Da das Hostel für uns zu teuer ist, suchen wir im Internet nach günstigeren Unterkünften in der Umgebung von Manizales. Die Stadt hat, abgesehen von seiner Studentenszene und dementsprechend vielen Partys, nicht viel zu bieten, zumal bei unserm knappen Geld sowieso nicht an groß Party machen zu denken ist. Was sich aber wirklich lohnt, ist das Umland, auch als Kaffeeregion bezeichnet, da hier der meiste Kaffee Kolumbiens angebaut wird. Wir finden einige Attraktionen im Umland, unter anderem die Therme St. Vincente, unweit der Stadt Sta. Rosa sowie die kleine Stadt Salento, die vielleicht touristischste Kleinstadt Kolumbiens.
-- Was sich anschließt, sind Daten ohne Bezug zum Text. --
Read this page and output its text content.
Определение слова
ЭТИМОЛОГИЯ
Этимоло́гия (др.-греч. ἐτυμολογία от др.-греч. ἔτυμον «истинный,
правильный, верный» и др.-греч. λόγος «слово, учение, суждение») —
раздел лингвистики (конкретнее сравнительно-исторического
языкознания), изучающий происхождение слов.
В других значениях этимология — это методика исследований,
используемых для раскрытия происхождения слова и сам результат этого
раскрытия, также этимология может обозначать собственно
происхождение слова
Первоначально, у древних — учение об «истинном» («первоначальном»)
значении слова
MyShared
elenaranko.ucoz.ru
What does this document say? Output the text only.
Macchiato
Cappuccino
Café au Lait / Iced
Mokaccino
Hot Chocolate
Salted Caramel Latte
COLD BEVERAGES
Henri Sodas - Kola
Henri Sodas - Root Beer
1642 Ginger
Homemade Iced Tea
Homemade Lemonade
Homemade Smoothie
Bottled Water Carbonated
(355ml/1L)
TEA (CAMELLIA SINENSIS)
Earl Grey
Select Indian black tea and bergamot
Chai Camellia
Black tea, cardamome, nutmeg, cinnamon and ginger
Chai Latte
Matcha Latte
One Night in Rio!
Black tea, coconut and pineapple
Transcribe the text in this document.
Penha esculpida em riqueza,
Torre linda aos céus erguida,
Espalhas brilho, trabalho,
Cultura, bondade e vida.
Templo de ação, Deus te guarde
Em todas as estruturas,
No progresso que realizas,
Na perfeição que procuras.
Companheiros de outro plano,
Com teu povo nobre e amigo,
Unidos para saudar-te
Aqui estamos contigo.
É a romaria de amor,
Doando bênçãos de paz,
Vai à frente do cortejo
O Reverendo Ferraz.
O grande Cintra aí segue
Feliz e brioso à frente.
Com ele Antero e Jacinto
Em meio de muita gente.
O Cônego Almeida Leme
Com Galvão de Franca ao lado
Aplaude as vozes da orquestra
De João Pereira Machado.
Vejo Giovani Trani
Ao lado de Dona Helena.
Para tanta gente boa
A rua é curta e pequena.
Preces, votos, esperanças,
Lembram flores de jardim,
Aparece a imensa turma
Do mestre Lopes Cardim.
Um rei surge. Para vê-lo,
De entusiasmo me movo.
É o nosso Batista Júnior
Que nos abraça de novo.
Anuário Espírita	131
Am nächsten Morgen machen wir uns auf, nehmen einen kleinen, klapprigen Lokalbus in das schmucklose Sta. Rosa. Wir haben im Internet einen kleinen Hängemattenplatz unweit der Thermen gefunden, bis der Bus abfährt dauert es aber noch ein bisschen, da wir zu geizig für das Taxi sind. Während wir also am Kirchenplatz vor uns hin warten, spricht uns unvermittelt ein relativ junger Mann auf Spanisch an. Emilias Spanisch ist inzwischen so gut geworden, dass sie eigentlich fast alles versteht und fehlerfrei antworten kann, Nikolaus und mein Spanisch ist zumindest soweit gereift, dass wir das Gröbste verstehen und in völliger Missachtung von Deklination, Konjugation und sonstiger Grammatik antworten können. Auch wenn unsere Sprechkünste wirklich dramatisch schlicht und vermutlich in vielen Punkten völlig falsch sind, werden wir immer verstanden.
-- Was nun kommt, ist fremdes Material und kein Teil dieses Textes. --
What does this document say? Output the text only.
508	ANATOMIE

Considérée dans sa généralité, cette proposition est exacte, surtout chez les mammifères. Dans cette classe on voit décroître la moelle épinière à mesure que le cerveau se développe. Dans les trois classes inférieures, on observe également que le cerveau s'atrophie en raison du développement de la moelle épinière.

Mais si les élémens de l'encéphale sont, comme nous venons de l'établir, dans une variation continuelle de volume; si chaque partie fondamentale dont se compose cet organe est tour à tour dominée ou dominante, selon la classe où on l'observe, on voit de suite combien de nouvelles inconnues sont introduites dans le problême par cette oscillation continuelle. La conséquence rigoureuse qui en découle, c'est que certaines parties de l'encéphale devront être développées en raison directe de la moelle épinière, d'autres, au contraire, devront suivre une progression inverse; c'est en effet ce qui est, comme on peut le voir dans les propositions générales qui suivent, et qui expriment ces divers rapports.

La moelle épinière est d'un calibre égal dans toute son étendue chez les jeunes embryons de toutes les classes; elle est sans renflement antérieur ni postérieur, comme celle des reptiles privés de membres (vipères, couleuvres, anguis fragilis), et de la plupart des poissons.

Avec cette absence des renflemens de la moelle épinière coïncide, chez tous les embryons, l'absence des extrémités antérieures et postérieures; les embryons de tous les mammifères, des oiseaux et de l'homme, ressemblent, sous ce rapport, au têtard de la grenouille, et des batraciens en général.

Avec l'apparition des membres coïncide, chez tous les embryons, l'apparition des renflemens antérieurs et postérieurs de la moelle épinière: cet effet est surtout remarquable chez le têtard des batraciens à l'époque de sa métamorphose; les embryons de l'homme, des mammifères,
Jedenfalls bietet uns der Typ an, in seinem Haus zu wohnen, er hat eine kleine Bleibe außerhalb der Stadt, in einer sogenannten Finca, ein Landhaus. Man kann von dort mit einem Bus zu den Thermen fahren, allerdings nicht ganz nah dran, man müsste noch eine Stunde hinlaufen. Er will nicht viel Geld, also sagen wir ihm zu und fahren gemeinsam in einem Jeep zu seinem Haus.
Hauptplatz von St. Rosa
Dieses steht völlig abgeschieden in der Natur, umgeben von Wiesen, Wäldern und Kaffeeplantagen. Er führt uns durch die anliegenden Felder, wir ernten ein paar Mandarinen, die extrem lecker schmecken, er zeigt uns, welche Farbe die Kaffeebohnen haben müssen, bis man sie ernten kann und, nach dem Abendessen, holt er seine Gitarre raus, drück uns allen irgendwelche Bongos in die Hand und es wird wild drauflos gejammt. Er selber ist Musiker, reißt durch die Gegend und macht auf der Straße Musik, um damit seinen Lebensunterhalt zu verdienen. Man kann ihn wohl am ehesten als Hippie beschreiben, nur dass seine Songs vorwiegend um Jesus gehen. Wir erleben einen unglaublich intensiven Abend, saugen uns mit unserem wenigen Spanisch ein paar Geschichten aus den Fingern und hören ihm gespannt zu. Da wir schon um fünf Uhr morgens aufstehen müssen, um den Bus zu den Thermen zu bekommen, gehen wir verhältnismäßig früh in die Betten - Entschuldigung - in unsere Hängematten und lauschen dem fernen Gewitter zum Einschlafen.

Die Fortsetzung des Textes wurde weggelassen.